You may have noticed at Vint Condition I very rarely sell jewelry. While I tend to buy it for my own personal collection, I tend to stay away from it as a seller mostly because there are really fabulous and knowledgeable vintage and antique sellers who specialize in jewelry items. My collection is filled with pieces from my paternal great-grandmother and both grandmothers, lockets, modern beaded jewelry, and the amazing work of Lisa from tree & kimball.
In general, I don't collect much beyond vintage clothing, far too many shoes, and so many books that I'm pretty sure my house groans in protest whenever I add more, but lately I've been really interested in starting a collection of trench art rings. What are trench art rings, you ask? During times of war (and times waiting for war) soldiers made art and jewelry from whatever they had on hand. There's many examples of beautiful pieces created from cannonballs, shell casings, or even plaited pieces of straw.
Trench art rings in specific were often made from coins using the process you see here. Many of these rings also featured scratched on inscriptions detailing the year and place of the conflict or battle. The handiwork done on each of these rings means that they really are one of a kind pieces specific to the time and the individual creating them. They also invoke pieces of forgotten history as we often neglect to remember those who fought in various and lesser-known conflicts around the world or, in fact, even retain knowledge of those conflicts at all.

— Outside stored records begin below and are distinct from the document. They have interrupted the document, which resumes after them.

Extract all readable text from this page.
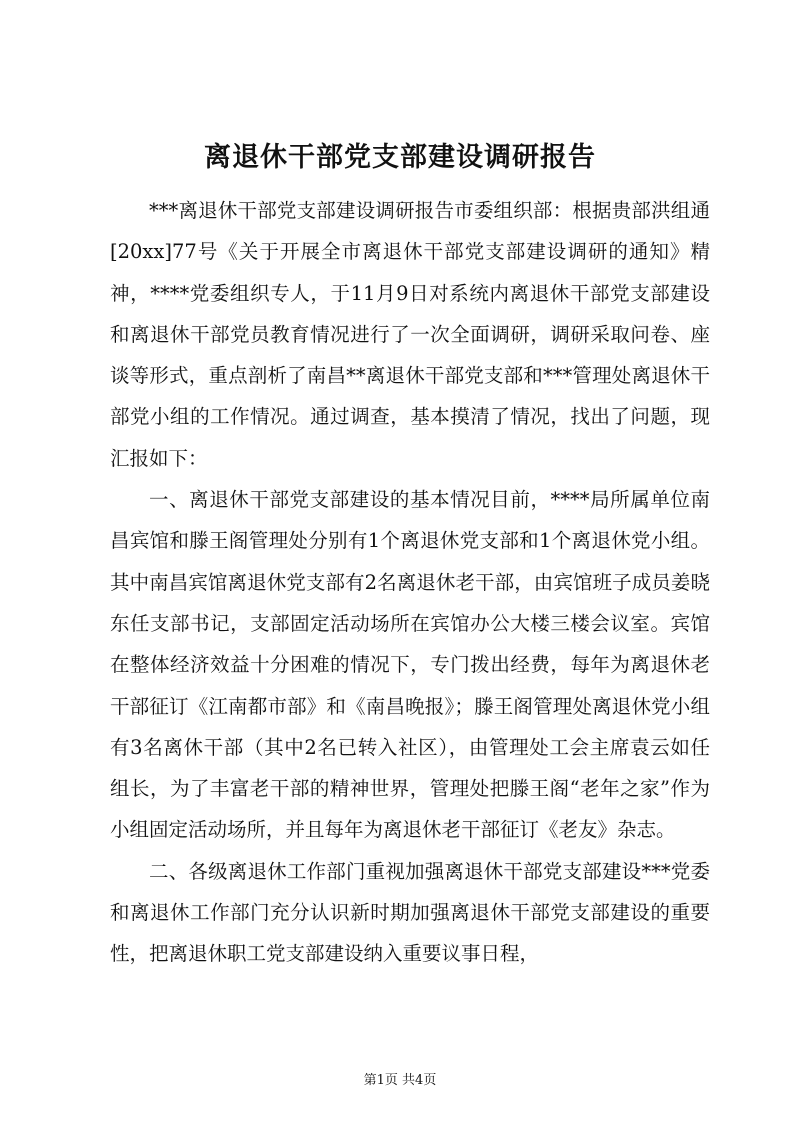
离退休干部党支部建设调研报告

***离退休干部党支部建设调研报告市委组织部：根据贵部洪组通[20xx]77号《关于开展全市离退休干部党支部建设调研的通知》精神，****党委组织专人，于11月9日对系统内离退休干部党支部建设和离退休干部党员教育情况进行了一次全面调研，调研采取问卷、座谈等形式，重点剖析了南昌**离退休干部党支部和***管理处离退休干部党小组的工作情况。通过调查，基本摸清了情况，找出了问题，现汇报如下：

一、离退休干部党支部建设的基本情况目前，****局所属单位南昌宾馆和滕王阁管理处分别有1个离退休党支部和1个离退休党小组。其中南昌宾馆离退休党支部有2名离退休老干部，由宾馆班子成员姜晓东任支部书记，支部固定活动场所在宾馆办公大楼三楼会议室。宾馆在整体经济效益十分困难的情况下，专门拨出经费，每年为离退休老干部征订《江南都市部》和《南昌晚报》；滕王阁管理处离退休党小组有3名离休干部（其中2名已转入社区），由管理处工会主席袁云如任组长，为了丰富老干部的精神世界，管理处把滕王阁“老年之家”作为小组固定活动场所，并且每年为离退休老干部征订《老友》杂志。

二、各级离退休工作部门重视加强离退休干部党支部建设***党委和离退休工作部门充分认识新时期加强离退休干部党支部建设的重要性，把离退休职工党支部建设纳入重要议事日程，

第1页 共4页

I've realized over time that even though military history was not my specialty in undergrad, I am interested in the physical remnants of those times. I can see this in the military jackets I own from my father and the military ring he bought me that I often wear. In yesterday's post you can see the army shirt I recently added to my collection and I'm certain that trench art rings are going to make their appearance on many gift lists in the future.